Gilberto Owen, que se consideró la conciencia teológica
del grupo, llegó a rechazar el catolicismo de Miércoles
de ceniza, de T.S. Eliot. Su poesía de naufragio es dolorosa;
la muerte destruye, aniquila.
En Gorostiza la muerte también es aniquilante;
su espasmo nocturno y oscuro destruye a Dios, a las estrellas, a las criaturas:
la muerte reina en los escombros. La muerte en Villaurrutia es también
oscura y tenebrosa, constante, vacía. Pero en Pellicer la muerte
no destruye; no es oscura, sino luminosa. Muy tempranamente, en 1926, en
Poema
elemental, la consideró semejante a la sombra de Dios, y con
esa idea recurrente engarzó las distintas imágenes:
Semejante a la sombra de Dios circula entre nosotros imponderable
y fecunda.
Es el sagrado elemento, el fluido del tránsito,
la inmensa fe muda.
Semejante a la sombra de Dios que vigila la tierra y el
fuego y el aire y el mar, trae el orden que disminuye y aumenta, la resta
y la suma total.
Semejante a la sombra de Dios es bella por indudable e
invisible.
La fe de su esperanza embellece un instante el juramento
del amor.
Semejante a la sombra de Dios se esparce en el pensamiento
y nos domina sin nombrarla nunca, y seca las llagas, y en el sueño
amontona la nada, cosa aérea y ruda...
En Tema para un nocturno, de 1949, al canto saludable
y optimista de Poema elemental sobreviene la idea de que la muerte,
que lo buscará entre los ríos, los árboles, la casa,
las rosas, ya no lo encontrará: ''...Cuando la muerte venga a buscarme,/
mi ropa solamente encontrará."
La misma visión de la naturaleza fraterna da ocasión
a que un tenue panteísmo se insinúe: no sólo es posible
ver
que todas las cosas conviven, luz y semillas, ríos y palabras,
muerte y árboles; también es posible ser los demás,
participar del ser de los otros. Se comparte la vida y la muerte
porque todo vive, palpita, incluso lo que pareciera la negación
de la vida, como vemos en otro poema de 1969, Yo nací joven:
''Creo que la muerte tiene tanta vida/ como yo en este instante."
Esta capacidad de ser en todos permite, acaso con
una profunda verdad, sentir que no hay vacío, que la Vida colma
todo; la muerte es joven, pulcra, viva; la nada es una cosa, algo que se
reúne, que vive. Una visión así no llega a los límites:
los ensancha. Todas las cosas revelan, indomablemente, la vida.

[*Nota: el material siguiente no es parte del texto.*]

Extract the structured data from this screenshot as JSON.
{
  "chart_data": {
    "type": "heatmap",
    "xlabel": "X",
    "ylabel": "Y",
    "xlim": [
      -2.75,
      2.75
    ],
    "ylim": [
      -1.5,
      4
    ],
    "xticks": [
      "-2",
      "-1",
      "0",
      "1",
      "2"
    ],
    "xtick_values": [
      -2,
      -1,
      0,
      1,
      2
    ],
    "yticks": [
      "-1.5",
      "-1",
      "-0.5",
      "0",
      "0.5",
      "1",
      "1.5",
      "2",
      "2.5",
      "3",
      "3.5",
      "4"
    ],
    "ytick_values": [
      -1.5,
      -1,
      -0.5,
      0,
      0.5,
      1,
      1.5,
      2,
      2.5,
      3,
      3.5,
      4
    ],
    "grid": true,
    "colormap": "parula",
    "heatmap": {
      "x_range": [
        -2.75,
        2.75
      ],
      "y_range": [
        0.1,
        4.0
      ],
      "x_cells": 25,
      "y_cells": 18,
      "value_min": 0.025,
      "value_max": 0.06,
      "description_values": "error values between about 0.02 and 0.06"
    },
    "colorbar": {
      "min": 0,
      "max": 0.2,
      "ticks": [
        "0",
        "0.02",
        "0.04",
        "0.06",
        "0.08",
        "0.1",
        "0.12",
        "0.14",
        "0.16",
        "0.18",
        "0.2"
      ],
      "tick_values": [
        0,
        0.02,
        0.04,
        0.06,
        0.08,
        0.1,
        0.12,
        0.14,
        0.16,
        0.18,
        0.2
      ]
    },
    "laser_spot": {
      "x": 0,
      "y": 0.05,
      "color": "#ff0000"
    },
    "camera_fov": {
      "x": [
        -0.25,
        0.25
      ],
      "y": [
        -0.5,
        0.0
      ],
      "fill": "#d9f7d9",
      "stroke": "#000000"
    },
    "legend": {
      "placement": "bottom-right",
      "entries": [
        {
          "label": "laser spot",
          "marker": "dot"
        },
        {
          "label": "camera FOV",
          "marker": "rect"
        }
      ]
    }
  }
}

En 1974, por ejemplo, en el poema Dualidad nocturna,
llamó ''joven" a la muerte y en Un soneto, de 1976, afirmó:
''Todos los sueños estaban despiertos;/ y la vida con los ojos cerrados,/
y la muerte con los ojos abiertos."
Por ello Pellicer no cantó a la muerte como aniquilante,
por permanecer congruente con su afán franciscano, más cerca
de la voz con que San Francisco había dicho: ''Gracias, Señor...
por nuestra hermana la muerte..."
Pellicer cantó a la muerte como hermosa, fecunda
o joven; como la sombra de Dios y la dadora de sueños; como la oportunidad
de vivir para siempre. En su universo, el gozo y la vida, el sueño
y la muerte, arden como una estrella que tenaz quema el vacío, la
soledad, el frío, la ignorancia: el mundo arde lleno de sí,
colmado de vida, capaz de revelarse en la muerte, capaz de abrazarla y
rebasarla. Su actitud no fue como la de Gorostiza o de Villaurrutia; tanta
fue la vida, la cercanía con la vida, que vio la muerte con otros
ojos, con otra conciencia.
En un país como el nuestro, que hace de la muerte
una calavera de azúcar, que hace de la muerte un pan endulzado,
que mira a la muerte danzar y cantar y reír, habría que añadir
que Pellicer dejó otro obsequio: el de la muerte hermosa, el de
la muerte luminosa, que se saluda como hermana, como sombra divina.